PORTLAND, Ore. (KOIN) – Oregon will elect a new governor in November and the latest poll shows a close race underway between the Republican and Democrat nominees in the contest.
An independent poll commissioned by The Oregonian shows Republican nominee Christine Drazan, the former state House Republican leader, with 32% of the vote and Democrat nominee Tina Kotek, the former state Speaker of the House, with 31% of the vote. Betsy Johnson, the unaffiliated candidate and a former Democratic lawmaker, received 18% of the vote in the poll.
The poll of 600 likely voters was conducted by DHM Research of Portland.
Political observers told KOIN 6 News the candidates are trying to figure out exactly what voters care about most in the final weeks leading up to Election Day.
“Many voters are going to vote on more bread-and-butter economic issues like gas prices, inflation, crime, and those are issues that Christine Drazan and the Republican side are really leaning into as areas that they have a political advantage on,” said Lewis & Clark College political science professor Ben Gaskins. “So, it’ll be interesting to see to what degree Kotek keeps her message really aligned with those issues that Democrats are favored on or if she really speaks to those bread-and-butter kitchen table economic issues.”

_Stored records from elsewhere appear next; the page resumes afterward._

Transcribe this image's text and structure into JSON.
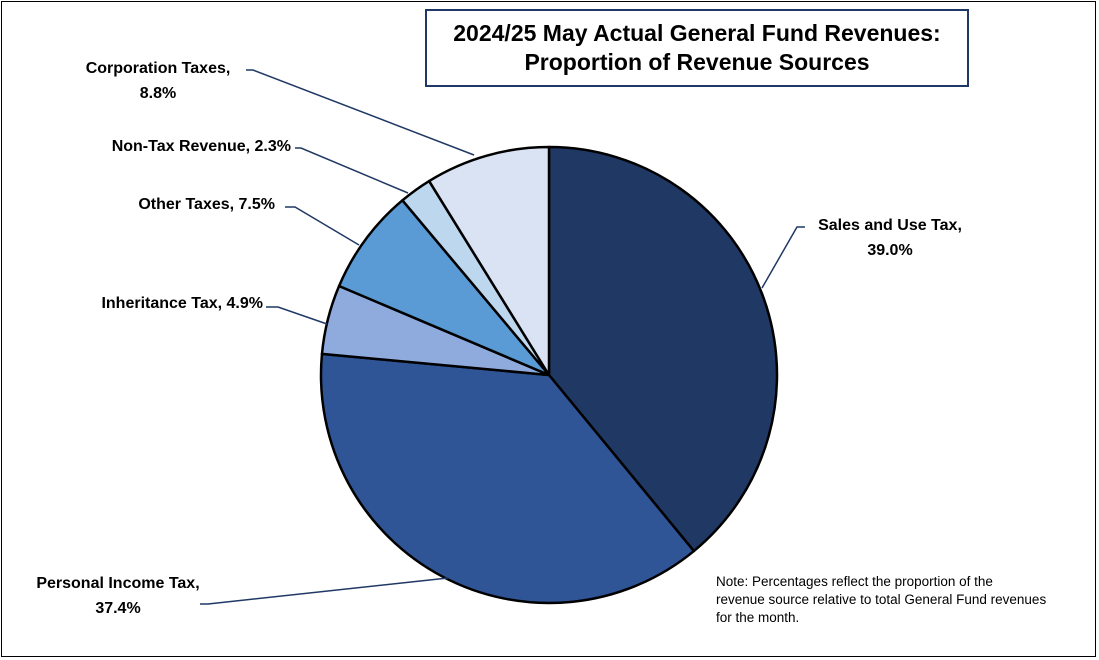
{
  "chart_data": {
    "type": "pie",
    "title": "2024/25 May Actual General Fund Revenues:",
    "subtitle": "Proportion of Revenue Sources",
    "slices": [
      {
        "name": "Sales and Use Tax",
        "value": 39.0,
        "label_lines": [
          "Sales and Use Tax,",
          "39.0%"
        ],
        "color": "#203864"
      },
      {
        "name": "Personal Income Tax",
        "value": 37.4,
        "label_lines": [
          "Personal Income Tax,",
          "37.4%"
        ],
        "color": "#2f5597"
      },
      {
        "name": "Inheritance Tax",
        "value": 4.9,
        "label_lines": [
          "Inheritance Tax, 4.9%"
        ],
        "color": "#8faadc"
      },
      {
        "name": "Other Taxes",
        "value": 7.5,
        "label_lines": [
          "Other Taxes, 7.5%"
        ],
        "color": "#5b9bd5"
      },
      {
        "name": "Non-Tax Revenue",
        "value": 2.3,
        "label_lines": [
          "Non-Tax Revenue, 2.3%"
        ],
        "color": "#bdd7ee"
      },
      {
        "name": "Corporation Taxes",
        "value": 8.8,
        "label_lines": [
          "Corporation Taxes,",
          "8.8%"
        ],
        "color": "#dae3f3"
      }
    ],
    "note_lines": [
      "Note: Percentages reflect the proportion of the",
      "revenue source relative to total General Fund revenues",
      "for the month."
    ]
  }
}
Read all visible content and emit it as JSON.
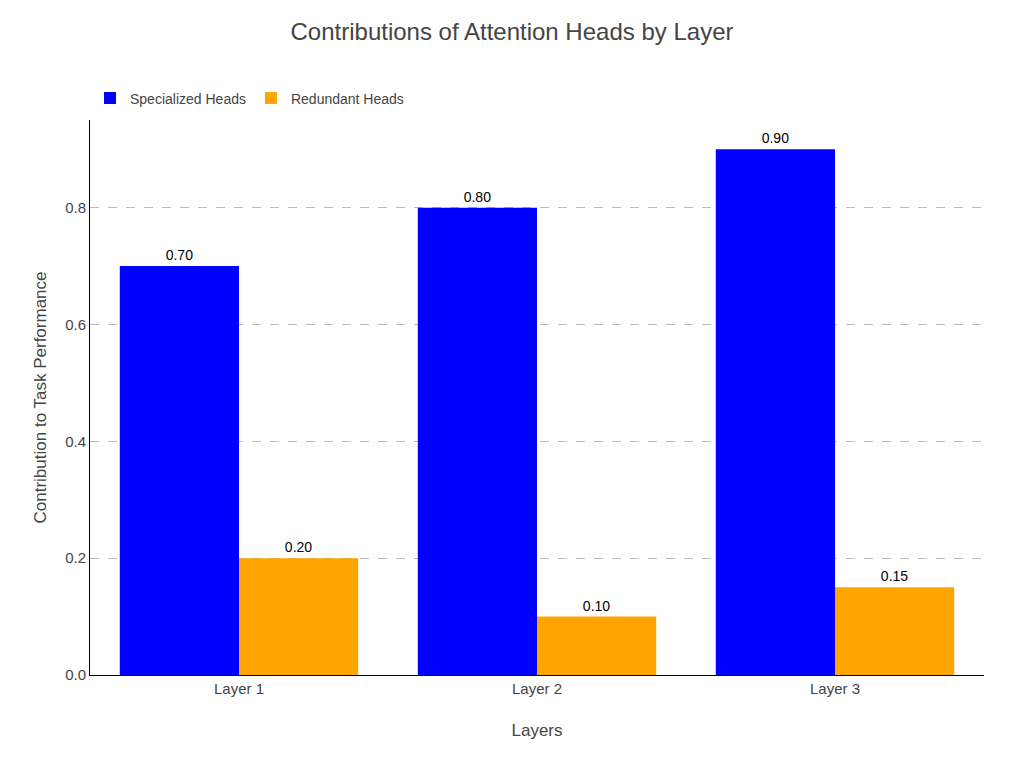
{
  "chart_data": {
    "type": "bar",
    "title": "Contributions of Attention Heads by Layer",
    "xlabel": "Layers",
    "ylabel": "Contribution to Task Performance",
    "categories": [
      "Layer 1",
      "Layer 2",
      "Layer 3"
    ],
    "series": [
      {
        "name": "Specialized Heads",
        "color": "#0000ff",
        "values": [
          0.7,
          0.8,
          0.9
        ],
        "value_labels": [
          "0.70",
          "0.80",
          "0.90"
        ]
      },
      {
        "name": "Redundant Heads",
        "color": "#ffa500",
        "values": [
          0.2,
          0.1,
          0.15
        ],
        "value_labels": [
          "0.20",
          "0.10",
          "0.15"
        ]
      }
    ],
    "ylim": [
      0,
      0.95
    ],
    "yticks": [
      {
        "value": 0.0,
        "label": "0.0"
      },
      0.2,
      0.4,
      0.6,
      0.8
    ],
    "grid": true,
    "legend": "upper left",
    "data_labels": true
  }
}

The three leading candidates in the governor’s race were in a debate in Bend on Wednesday night where the candidates discussed key issues such as gun control, abortion and homelessness.
Drazan is trying to become the first Republican governor in Oregon in more than 35 years. According to the poll, Drazan has solidified her base more than Kotek who is especially challenged by Johnson.
In reaction to the poll, Drazan’s campaign released a statement saying “our state is ready for a new direction and voters increasingly recognize Christine as the only candidate who will deliver. We are excited about the momentum we are seeing and will continue to run hard through Election Day.”
Kotek’s campaign said the other candidates would move Oregon to the far-right on issues such as abortion rights and preventing gun violence.
Political observers say it is a challenging time for Democrats as they face a midterm election with the economy wavering and an unpopular Democratic governor.
In a campaign email, Johnson said “while the polls may say we are down, I love Oregon too much to surrender to cynicism. We may be playing from behind, but so is Oregon. I’m not running for Miss Congeniality, I intend to hold Tina Kotek accountable for her dangerous, far-left record and I won’t stop fighting for Oregon’s future until the last vote is counted.”
There are still plenty of voters who are undecided, which is why Oregonians are seeing many political ads and getting a lot of door knocks as well.